In 2019, after living in New York or New Jersey for six decades, I moved to Utah. In the balancing act of life, my love of the outdoors out-weighted my distaste for partisan politics.
Yet, Utah has surprised me. In last year’s Democratic primary, Bernie Sanders — not Joe Biden — won Utah. And Mitt Romney was the only Republican senator to vote to convict President Trump in his impeachment trials.
So, last week, when my beloved — but long suffering — New York Jets drafted Brigham Young University’s Zach Wilson with the second pick of the NFL draft, I was hopeful. Not just for the Jets, but for the United States of America, because I appreciate first-hand how sharing a common bond through sports can bind politically disparate people together.
In 2006, I traveled to Petersburg, Indiana, the home town of Gil Hodges, the subject of a biography I was writing. Hodges, an all-star first baseman with the Brooklyn Dodgers, as well as the manager of 1969 World Series winning New York “Miracle” Mets, had been enormously popular in Indiana and New York.
In Petersburg, I met Randy Harris, the town’s former mayor who was also an admirer of Hodges. After meeting Randy, a staunch Republican who had a photo of himself and Richard Nixon on his office wall, we went to dinner. In the course of our conversation, he asked for my take on right to life, the right to bear arms, and the sanctity of marriage between a man and woman.

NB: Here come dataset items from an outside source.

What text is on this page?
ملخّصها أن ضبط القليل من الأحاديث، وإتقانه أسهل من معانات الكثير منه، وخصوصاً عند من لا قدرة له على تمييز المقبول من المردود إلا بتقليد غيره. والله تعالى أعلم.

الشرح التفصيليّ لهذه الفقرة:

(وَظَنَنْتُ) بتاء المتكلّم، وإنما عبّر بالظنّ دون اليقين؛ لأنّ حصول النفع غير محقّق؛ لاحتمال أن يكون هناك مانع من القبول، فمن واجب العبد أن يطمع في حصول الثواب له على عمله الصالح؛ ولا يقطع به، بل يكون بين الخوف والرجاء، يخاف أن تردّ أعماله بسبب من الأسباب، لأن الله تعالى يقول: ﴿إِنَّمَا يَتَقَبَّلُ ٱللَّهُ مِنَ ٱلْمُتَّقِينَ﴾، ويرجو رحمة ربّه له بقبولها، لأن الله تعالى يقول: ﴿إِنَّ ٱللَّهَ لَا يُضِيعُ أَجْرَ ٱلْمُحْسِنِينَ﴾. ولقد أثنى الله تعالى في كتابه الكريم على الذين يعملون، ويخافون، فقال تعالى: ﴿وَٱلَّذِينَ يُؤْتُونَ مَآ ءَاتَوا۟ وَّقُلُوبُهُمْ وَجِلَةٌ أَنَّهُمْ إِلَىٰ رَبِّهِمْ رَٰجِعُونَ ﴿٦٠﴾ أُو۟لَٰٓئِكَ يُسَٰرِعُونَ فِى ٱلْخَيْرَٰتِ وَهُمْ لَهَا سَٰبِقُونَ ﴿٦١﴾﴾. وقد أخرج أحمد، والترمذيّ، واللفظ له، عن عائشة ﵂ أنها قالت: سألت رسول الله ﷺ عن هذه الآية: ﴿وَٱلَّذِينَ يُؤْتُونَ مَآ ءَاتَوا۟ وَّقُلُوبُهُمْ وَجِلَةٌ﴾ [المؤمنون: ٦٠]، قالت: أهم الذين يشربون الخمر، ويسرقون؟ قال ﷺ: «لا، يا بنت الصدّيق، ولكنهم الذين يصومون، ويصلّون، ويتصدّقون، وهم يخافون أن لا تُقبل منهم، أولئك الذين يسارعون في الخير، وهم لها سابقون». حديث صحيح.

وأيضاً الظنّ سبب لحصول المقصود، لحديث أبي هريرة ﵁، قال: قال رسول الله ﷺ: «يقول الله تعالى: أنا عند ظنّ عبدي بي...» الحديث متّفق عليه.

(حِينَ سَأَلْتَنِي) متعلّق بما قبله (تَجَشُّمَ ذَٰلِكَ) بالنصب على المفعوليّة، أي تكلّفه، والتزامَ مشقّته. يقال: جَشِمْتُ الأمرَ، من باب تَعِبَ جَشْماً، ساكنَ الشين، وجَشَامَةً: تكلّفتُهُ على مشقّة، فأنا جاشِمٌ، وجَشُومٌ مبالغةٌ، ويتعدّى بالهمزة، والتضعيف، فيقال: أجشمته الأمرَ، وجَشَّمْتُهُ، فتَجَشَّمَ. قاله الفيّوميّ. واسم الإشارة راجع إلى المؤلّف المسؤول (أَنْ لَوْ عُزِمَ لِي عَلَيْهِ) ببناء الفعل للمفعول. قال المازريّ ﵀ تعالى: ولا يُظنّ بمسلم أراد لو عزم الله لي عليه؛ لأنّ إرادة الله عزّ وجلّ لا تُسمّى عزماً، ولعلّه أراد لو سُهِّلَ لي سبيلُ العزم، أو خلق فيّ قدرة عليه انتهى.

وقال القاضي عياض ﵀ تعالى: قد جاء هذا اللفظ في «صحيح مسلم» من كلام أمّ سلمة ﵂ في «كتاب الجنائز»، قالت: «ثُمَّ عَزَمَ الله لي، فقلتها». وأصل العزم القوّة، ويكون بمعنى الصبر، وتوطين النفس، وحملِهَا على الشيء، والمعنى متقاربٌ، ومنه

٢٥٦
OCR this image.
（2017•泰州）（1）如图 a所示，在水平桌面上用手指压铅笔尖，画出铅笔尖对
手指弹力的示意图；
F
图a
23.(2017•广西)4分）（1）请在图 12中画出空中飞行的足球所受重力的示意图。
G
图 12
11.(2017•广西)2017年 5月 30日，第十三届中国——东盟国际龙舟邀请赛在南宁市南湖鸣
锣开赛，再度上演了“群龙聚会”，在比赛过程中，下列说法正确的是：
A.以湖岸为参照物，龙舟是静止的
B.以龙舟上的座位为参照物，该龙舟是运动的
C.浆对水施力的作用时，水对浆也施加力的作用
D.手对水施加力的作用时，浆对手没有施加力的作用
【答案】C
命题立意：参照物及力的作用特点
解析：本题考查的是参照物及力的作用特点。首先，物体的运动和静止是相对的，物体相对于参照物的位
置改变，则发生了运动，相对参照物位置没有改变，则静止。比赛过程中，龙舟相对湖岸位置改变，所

I let him know, politely, but firmly, that we didn’t agree on much — if anything — politically. But he respected my right to my opinions and I respected his. After that discussion, we rarely, if ever, talked politics. Instead, we focused on our love of baseball, our children and what it was like to grow up in our respective home towns, mine with 8 million residents, his with a few thousand.
That week, Randy took time out from his job to join me in visiting the Petersburg residents who knew Hodges. A popular figure in town, Randy understood that, with him present, my interviewees would be more trusting and, therefore, more forthcoming.
Randy was even thoughtful enough to ask me if I would still be in town on Saturday, the Jewish Sabbath, and if I wanted a ride to Evansville, the nearest city that had a synagogue. When my week in Indiana was over, a bond had formed between us.
Over the years, we’ve kept in touch: the occasional phone call, email or exchange of family photos. The last time Randy and I spoke, he said his daughter had been in a vocal competition and sang from “Fiddler on the Roof.” He emailed me the video. I watched it amazed, not only at his daughter’s talent, but that years after we first met, despite the chasm that separates our political views, our friendship still had legs.
Perhaps the same can one day be said for alliances formed between football fans in Utah and New York after their paths cross in Times Square, Zion National Park or Allegiant Stadium, at a Raiders-Jets game.
And in the spirit of Father Herbert Redmond who, during one of Hodges’ batting slumps, asked his Brooklyn congregation to “Go home, keep the Commandments — and say a prayer for Gil Hodges,” let’s pray, or if you don’t pray, hope, that Zach Wilson is the second coming of Joe Namath.
Mort Zachter, Ivins, is the author of “Dough: A Memoir” which won the AWP Prize in nonfiction, “Gil Hodges: A Hall of Fame Life,” and “Red Holzman: The Life and Times of a Hall of Fame Basketball Coach.” His essay, “The Boy Who Didn’t Like Money” was nominated for a Pushcart Prize.